She clings to this narrative like a lifeboat, and lets it seep into nearly every track. This underdog mentality may have made sense in the melancholic Tortured Poets Department, but it lacks depth and substance in The Life of a Showgirl. She has just exited one of the most profitable and record-breaking tours (a fact she is wont to mention), made oodles of money, has bought back her masters, and yet, Swift falls back into the same path and is once again the scrappy underdog. Who is she fighting now? Her fame? Unkind social media posts? In “Eldest Daughter”, a vaunted Track 5, Swift carps about everybody being “cutthroat in the comments” and “trolling and memes”—complaints that are horrifyingly online and gratuitous. To hear the word meme in a Taylor Swift song is akin to seeing someone post an Instagram story in a Robert Eggers movie. It’s unnatural! Her outrage is questionable as well. For every ounce of hatred she faces, she has two pounds of adulation from her dedicated fans. That is a simply stellar place for a popstar to be at. She’s created a loving and expansive community of fans who create countless friendship bracelets and fanworks in her honor. To then sing about being attacked and the constant criticism that comes her way is petty and deeply unrelatable. “Eldest Daughter” mainly focuses on online hate, an unfortunate byproduct of her fame and celebrity. Showgirl also focuses on another important part of Swift’s persona—her want to be perceived as different. An admitted “terminal uniqueness”, so to speak. This has been present in her music from the very beginning of her career. In her classic “You Belong With Me”, Swift tells the object of her affections that the other girl “is cheer captain and I’m on the bleachers”. She announces that she is different from all the other girls, and that sentiment has seeped into her most recent music as well. In her song “Wi$h Li$t”, she claims that her peers want “those Balenci’ shades”, a “critical smash Palme d’Or”, and “those three dogs that they call their kids”.

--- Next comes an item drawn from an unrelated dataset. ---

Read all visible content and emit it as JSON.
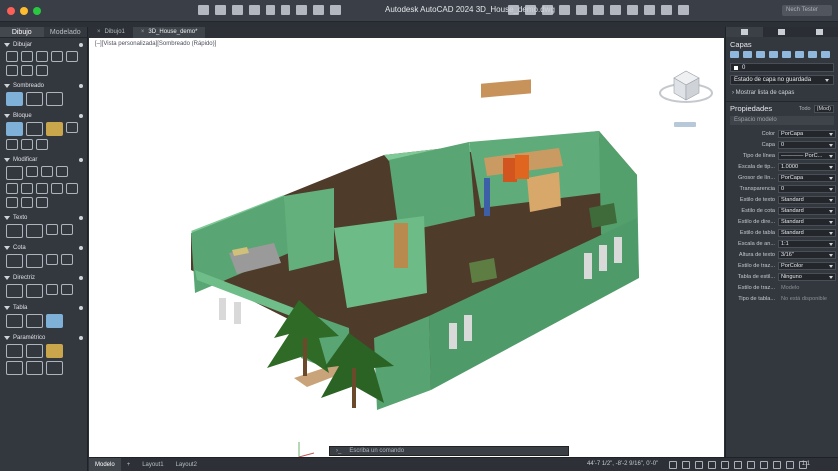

These are, according to Swift, materialistic and vapid wants that she is far away from. In this song, all Swift wants is her fiancé and to raise a family with him. When I listened to these lyrics for the first time, I had to pause for a moment and wonder if I had entered a parallel universe where Taylor Swift didn’t want critical acclaim and was perfectly content with her man. Was this the same Taylor who wrote “The Man”? “Wi$h Li$t” is frighteningly misogynistic, and puts down women who want something beyond a homesteading fantasy. It’s also quite ironic and hypocritical for Swift to denounce these women for chasing material gains when she herself is a shrewd and successful businesswoman—a billionaire businesswoman at that. That’s perfectly respectable, even admirable, and it’s confusing to see Swift run from that label in “Wi$h Li$t”. The song is completely unrelatable to her audience, and needlessly puts down other women. Of course, Swift is simply singing about her life and lived experiences, as she always has. Her songs are not relatable to the common man because she does not live the life of a common man. She’s a self-proclaimed showgirl, and a very wealthy one at that. It makes sense for her to then sing about friends “cloaked in Gucci”. Justifications aside, it’s still tasteless and slightly ignorant for her to sing about such excesses and then promptly crawl under the cloak of victimhood right after. It is all deeply unrelatable, and if Swift is not relatable, then who is she? The very allure of Taylor Swift lies in seeing your heart etched into the lyrics of her songs. That aspect is barely present in Showgirl. It is a self indulgent album that only she connects deeply to. The Life of a Showgirl is an album created mainly for Taylor Swift by Taylor Swift. She is the target audience for her own words, and she revels in them. Showgirl was a disappointment to me, but I still hold out hope for her and her music. Swift has proven her artistry again and again, and even if it was missing in The Life of a Showgirl, it will hopefully reappear in TS13, an album that would ideally not be as rushed and would back up her purported title of an English teacher. Fingers crossed.